Конечно, она не могла, Розенфельд и не надеялся, но из хаоса мыслей он ее своим вопросом вытащил. Начнет она все равно с конца, но разобраться в порядке слов и событий все-таки будет легче.
– Он умер, – неожиданно четко произнесла Лайза. Она взяла себя в руки, собралась с мыслями, теперь с ней можно было говорить по существу. – Я не хотела приезжать после нашего разрыва, но было не по себе. Почему он не отвечал? Он хотел, чтобы мы встретились? Почему в госпитале? Почему такое точное время: тридцать семь минут? Я не собиралась ехать и, конечно, поехала. Чуть опоздала. Меня не пустили. Все ходили туда и сюда, как обычно в больницах. Я спросила про Любомира в регистратуре, мне велели сесть и ждать. Почему, сказала я. Если он здесь, назовите палату, я поднимусь. Девушка покачала головой, и я хотела пойти к администратору, но подошел врач, взял меня под руку, отвел в сторону и сказал, что Любомир умер. Я смогла лишь спросить: когда? Еще не понимала. «Только что, – сказал врач. – В одиннадцать тридцать семь». На часах была половина первого. «Сегодня восемнадцатое?» – спросила я. Глупо, да? Врач тоже решил, что я не в себе, и отвечать не стал. Теперь понимаешь?
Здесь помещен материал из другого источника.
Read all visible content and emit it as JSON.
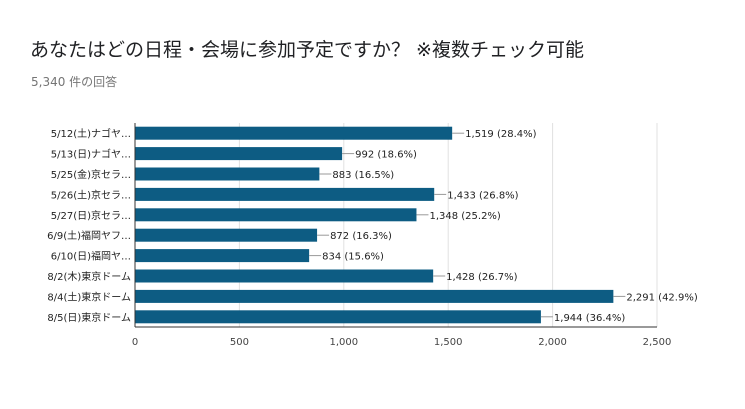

– Нет, – искренне сказал Розенфельд. – То есть Любомир прислал тебе мейл, указав точное время своей смерти? За две недели до? Он что, собирался именно в это время…
Розенфельд не договорил, но окончание фразы было понятно, и Лайза вскинулась:
– Конечно, нет! Любомир? Никогда!
Розенфельду и самому эта идея представлялась очень сомнительной. Назначить время самоубийства и позвать любимую – пусть и в прошлом – женщину присутствовать?
– Лайза, давай так. Я буду задавать вопросы, а ты отвечай. По возможности коротко.
Она кивнула.
– Ты сказала, он выглядел на восемьдесят. Тебя к нему все-таки пустили?